Against its competitors, GPT-5 emerged as the clear leader. In subtasks involving distance estimation and the understanding of spatial arrangements, its performance reached near-human levels. The model significantly outperformed Gemini-2.5-Pro and the entire InternVL series. However, in more complex domains — such as mental object assembly, perspective transformations, or action simulations — the gap with human cognition remains substantial.
Intriguingly, in the most challenging cases, closed-source models like GPT-5 hold no decisive advantage over open-source rivals, marking these domains as particularly promising for the broader research community.
Special attention was given to the model’s modes of reasoning. The more “thinking tokens” the system expends, the more accurate its responses become — though only up to a threshold. Excessive deliberation often results in timeouts or truncated answers. The most balanced results were achieved with moderate reasoning depth.
The researchers also examined resilience to positional bias in multiple-choice testing.
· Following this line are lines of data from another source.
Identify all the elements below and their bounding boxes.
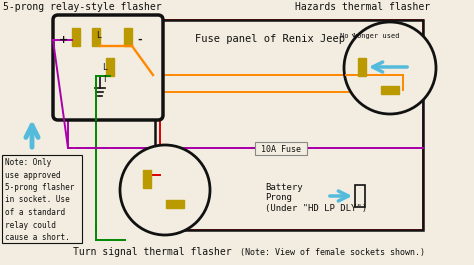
Bar (124, 28, 132, 46)
Circle shape (344, 22, 436, 114)
Text: -: - (137, 35, 142, 45)
Text: 10A Fuse: 10A Fuse (261, 144, 301, 153)
Bar (255, 142, 307, 155)
Bar (155, 20, 423, 230)
Bar (166, 200, 184, 208)
Text: (Note: View of female sockets shown.): (Note: View of female sockets shown.) (240, 248, 425, 257)
Circle shape (120, 145, 210, 235)
Text: +: + (59, 35, 69, 45)
Bar (381, 86, 399, 94)
Bar (92, 28, 100, 46)
Text: L: L (102, 64, 106, 73)
Bar (143, 170, 151, 188)
FancyBboxPatch shape (53, 15, 163, 120)
Text: L: L (96, 32, 100, 41)
Text: No longer used: No longer used (340, 33, 400, 39)
Bar (106, 58, 114, 76)
Bar (358, 58, 366, 76)
Text: I: I (103, 76, 105, 85)
Bar (72, 28, 80, 46)
Bar (355, 185, 365, 207)
Text: Hazards thermal flasher: Hazards thermal flasher (295, 2, 430, 12)
Text: Turn signal thermal flasher: Turn signal thermal flasher (73, 247, 232, 257)
Text: Battery
Prong
(Under "HD LP DLY"): Battery Prong (Under "HD LP DLY") (265, 183, 367, 213)
Text: Note: Only
use approved
5-prong flasher
in socket. Use
of a standard
relay could: Note: Only use approved 5-prong flasher … (5, 158, 74, 242)
Bar (2, 155, 82, 243)
Text: 5-prong relay-style flasher: 5-prong relay-style flasher (3, 2, 162, 12)
Text: Fuse panel of Renix Jeep XJ: Fuse panel of Renix Jeep XJ (195, 34, 364, 44)
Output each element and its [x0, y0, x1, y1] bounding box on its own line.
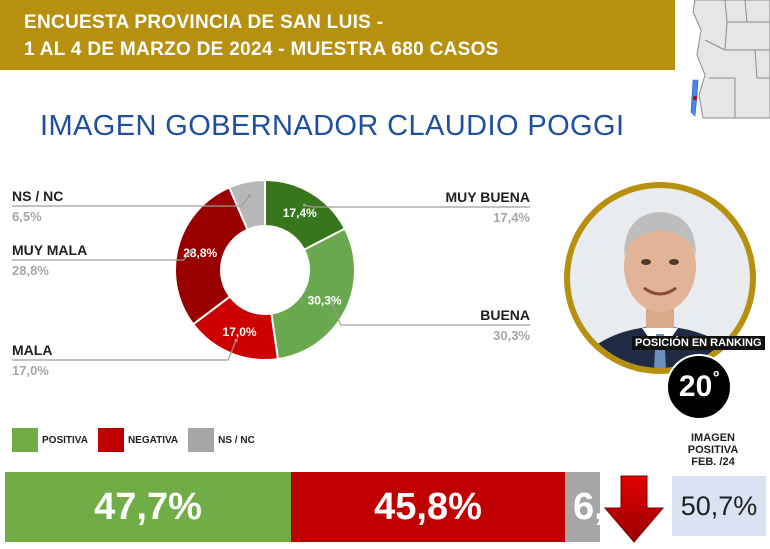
legend-swatch — [188, 428, 215, 452]
previous-value: 50,7% — [672, 476, 766, 536]
category-label: BUENA — [480, 307, 530, 323]
bar-segment-value: 45,8% — [374, 485, 482, 528]
donut-slice-value: 17,4% — [283, 206, 317, 220]
category-value: 28,8% — [12, 263, 49, 278]
donut-slice-value: 17,0% — [223, 325, 257, 339]
legend-item-positiva: POSITIVA — [12, 428, 88, 452]
leader-dot — [247, 193, 252, 198]
donut-slice-buena — [270, 227, 356, 361]
ranking-ordinal: º — [713, 369, 720, 386]
leader-dot — [331, 303, 335, 307]
legend-item-negativa: NEGATIVA — [97, 428, 179, 452]
category-label: NS / NC — [12, 188, 63, 204]
ranking-position: 20 — [678, 370, 713, 403]
down-arrow-icon — [603, 475, 665, 543]
legend: POSITIVA NEGATIVA NS / NC — [12, 427, 265, 453]
category-label: MUY MALA — [12, 242, 87, 258]
summary-stacked-bar: 47,7% 45,8% 6,5% — [5, 472, 600, 542]
legend-swatch — [12, 428, 38, 452]
leader-line — [304, 204, 530, 208]
category-label: MALA — [12, 342, 52, 358]
donut-slice-value: 30,3% — [308, 294, 342, 308]
ranking-caption: POSICIÓN EN RANKING — [632, 336, 765, 350]
category-value: 17,0% — [12, 363, 49, 378]
category-value: 6,5% — [12, 209, 42, 224]
province-map-icon — [675, 0, 770, 120]
previous-label-line2: POSITIVA — [687, 444, 739, 456]
leader-dot — [302, 203, 307, 207]
legend-item-nsnc: NS / NC — [188, 428, 255, 452]
bar-segment-negativa: 45,8% — [291, 472, 565, 542]
category-value: 17,4% — [493, 210, 530, 225]
leader-dot — [189, 249, 194, 253]
survey-title-line2: 1 AL 4 DE MARZO DE 2024 - MUESTRA 680 CA… — [24, 39, 499, 60]
bar-segment-positiva: 47,7% — [5, 472, 291, 542]
previous-label-line1: IMAGEN — [691, 432, 735, 444]
bar-segment-value: 6,5% — [573, 485, 600, 528]
legend-label: POSITIVA — [42, 434, 88, 446]
leader-line — [332, 304, 530, 326]
ranking-badge: 20 º — [666, 354, 732, 420]
donut-slice-muy-mala — [174, 186, 249, 326]
category-label: MUY BUENA — [445, 189, 530, 205]
legend-label: NS / NC — [218, 434, 255, 446]
legend-label: NEGATIVA — [127, 434, 179, 446]
donut-hole — [222, 227, 308, 313]
donut-slice-ns-nc — [227, 178, 266, 231]
leader-dot — [234, 338, 238, 342]
bar-segment-ns-nc: 6,5% — [565, 472, 600, 542]
category-value: 30,3% — [493, 328, 530, 343]
survey-title-line1: ENCUESTA PROVINCIA DE SAN LUIS - — [24, 12, 384, 33]
leader-line — [12, 340, 237, 361]
legend-swatch — [97, 428, 124, 452]
leader-line — [12, 250, 192, 261]
header-banner: ENCUESTA PROVINCIA DE SAN LUIS - 1 AL 4 … — [0, 0, 770, 70]
donut-slice-value: 28,8% — [183, 246, 217, 260]
page-title: IMAGEN GOBERNADOR CLAUDIO POGGI — [40, 110, 625, 142]
previous-label-line3: FEB. /24 — [691, 456, 735, 468]
bar-segment-value: 47,7% — [94, 485, 202, 528]
previous-label: IMAGEN POSITIVA FEB. /24 — [680, 432, 746, 468]
image-donut-chart: 17,4% MUY BUENA 17,4% 30,3% BUENA 30,3% 17,0% M… — [12, 178, 530, 378]
leader-line — [12, 195, 251, 207]
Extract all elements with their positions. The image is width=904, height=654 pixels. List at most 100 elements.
Under “strict circular reshuffling,” where the correct answer must be identified regardless of option placement, accuracy dropped sharply, highlighting a lingering sensitivity to positional effects.
Overall, the study underscores a pivotal shift: models now handle fundamental tasks requiring size estimation and spatial arrangement with confidence. Yet, when true three-dimensional imagination, mental reconstruction, and spatial logic are required, GPT-5 still falls short of human capability. Spatial intelligence thus remains one of the most formidable and fascinating frontiers for artificial intelligence.